Wang Lilan, Ru Zixuan, Gao Shengnan, Lv Na, Li Kerou, Qiao Hong
Department of Endocrinology, Second Affiliated Hospital of Harbin Medical University, Harbin, China.
Front Endocrinol (Lausanne). 2025 Aug 15;16:1623881. doi: 10.3389/fendo.2025.1623881. eCollection 2025.
Measurement of Serum Iodine Concentration (SIC) in Newly Diagnosed Adult Graves' Disease (GD) Patients with Hyperthyroidism and Healthy Controls: Investigating Cytokine Expression Profiles and Their Correlations with Thyroid Function Across Diverse Iodine Nutritional Status.
Patients newly diagnosed with GD hyperthyroidism from September 2024 to February 2025 at our institution were enrolled. Serum samples were collected for SIC measurement using arsenic-cerium catalytic spectrophotometry. Serum cytokine levels of 12 Th cell-related cytokines were quantified via LEGENDplex™ Human Th Cytokine Panel, and thyroid function was assessed by electrochemical immunoassay. Participants were stratified into three groups based on WHO iodine status criteria: iodine deficiency (<45 μg/L), adequate iodine (45-90 μg/L), and iodine excess (>90 μg/L). Pearson/Spearman correlation analyses were performed to evaluate associations between cytokine profiles and thyroid function parameters across subgroups.

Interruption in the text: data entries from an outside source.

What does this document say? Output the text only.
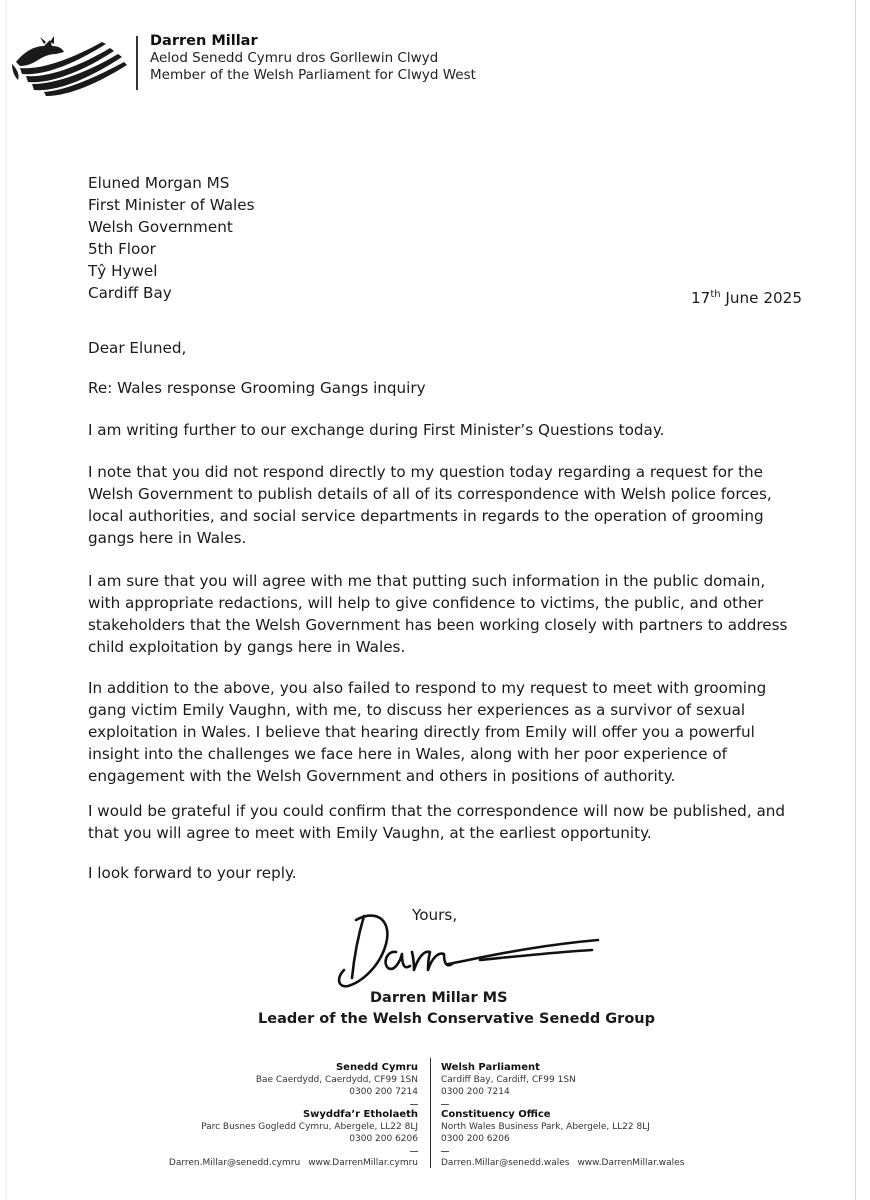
Darren Millar
Aelod Senedd Cymru dros Gorllewin Clwyd
Member of the Welsh Parliament for Clwyd West
Eluned Morgan MS
First Minister of Wales
Welsh Government
5th Floor
Tŷ Hywel
Cardiff Bay	17th June 2025
Dear Eluned,
Re: Wales response Grooming Gangs inquiry
I am writing further to our exchange during First Minister’s Questions today.
I note that you did not respond directly to my question today regarding a request for the Welsh Government to publish details of all of its correspondence with Welsh police forces, local authorities, and social service departments in regards to the operation of grooming gangs here in Wales.
I am sure that you will agree with me that putting such information in the public domain, with appropriate redactions, will help to give confidence to victims, the public, and other stakeholders that the Welsh Government has been working closely with partners to address child exploitation by gangs here in Wales.
In addition to the above, you also failed to respond to my request to meet with grooming gang victim Emily Vaughn, with me, to discuss her experiences as a survivor of sexual exploitation in Wales. I believe that hearing directly from Emily will offer you a powerful insight into the challenges we face here in Wales, along with her poor experience of engagement with the Welsh Government and others in positions of authority.
I would be grateful if you could confirm that the correspondence will now be published, and that you will agree to meet with Emily Vaughn, at the earliest opportunity.
I look forward to your reply.
Yours,
Darren Millar MS
Leader of the Welsh Conservative Senedd Group
Senedd Cymru
Bae Caerdydd, Caerdydd, CF99 1SN
0300 200 7214
Welsh Parliament
Cardiff Bay, Cardiff, CF99 1SN
0300 200 7214
Swyddfa’r Etholaeth
Parc Busnes Gogledd Cymru, Abergele, LL22 8LJ
0300 200 6206
Constituency Office
North Wales Business Park, Abergele, LL22 8LJ
0300 200 6206
Darren.Millar@senedd.cymru www.DarrenMillar.cymru	Darren.Millar@senedd.wales www.DarrenMillar.wales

Based on the inclusion and exclusion criteria, a total of 75 subjects were enrolled in this study. The SIC was 148.62 ± 17.63 μg/L (GD I group), 72.33 ± 12.08 μg/L (GD II group), and 75.24 ± 7.94 μg/L (NC group), respectively, with statistically significant differences among the three groups (P<0.001). In GD patients, SIC showed a positive correlation with TRAb levels (r = 0.136, P<0.001). Serum concentrations of IL-6, IL-4, IL-5, IL-13, IL-2, IFN-γ, TNF-α, IL-17A, and IL-22 in GD patients were significantly higher than those in the NC group, with the GD I group demonstrating notably elevated IL-6 levels compared to the GD II group (P<0.05). Correlation analysis revealed positive associations between IL-6 and SIC, TRAb, and IL-17A (r = 0.114, 0.105, 0.214; P < 0.05), while no correlations were observed with FT3, FT4, TSH, TPOAb, or TgAb levels (P > 0.05). Similarly, IL-17A exhibited positive correlations with SIC and IL-6 (r = 0.130, 0.214; P < 0.05), but showed no significant associations with FT3, FT4, TSH, TPOAb, or TgAb concentrations (P > 0.05).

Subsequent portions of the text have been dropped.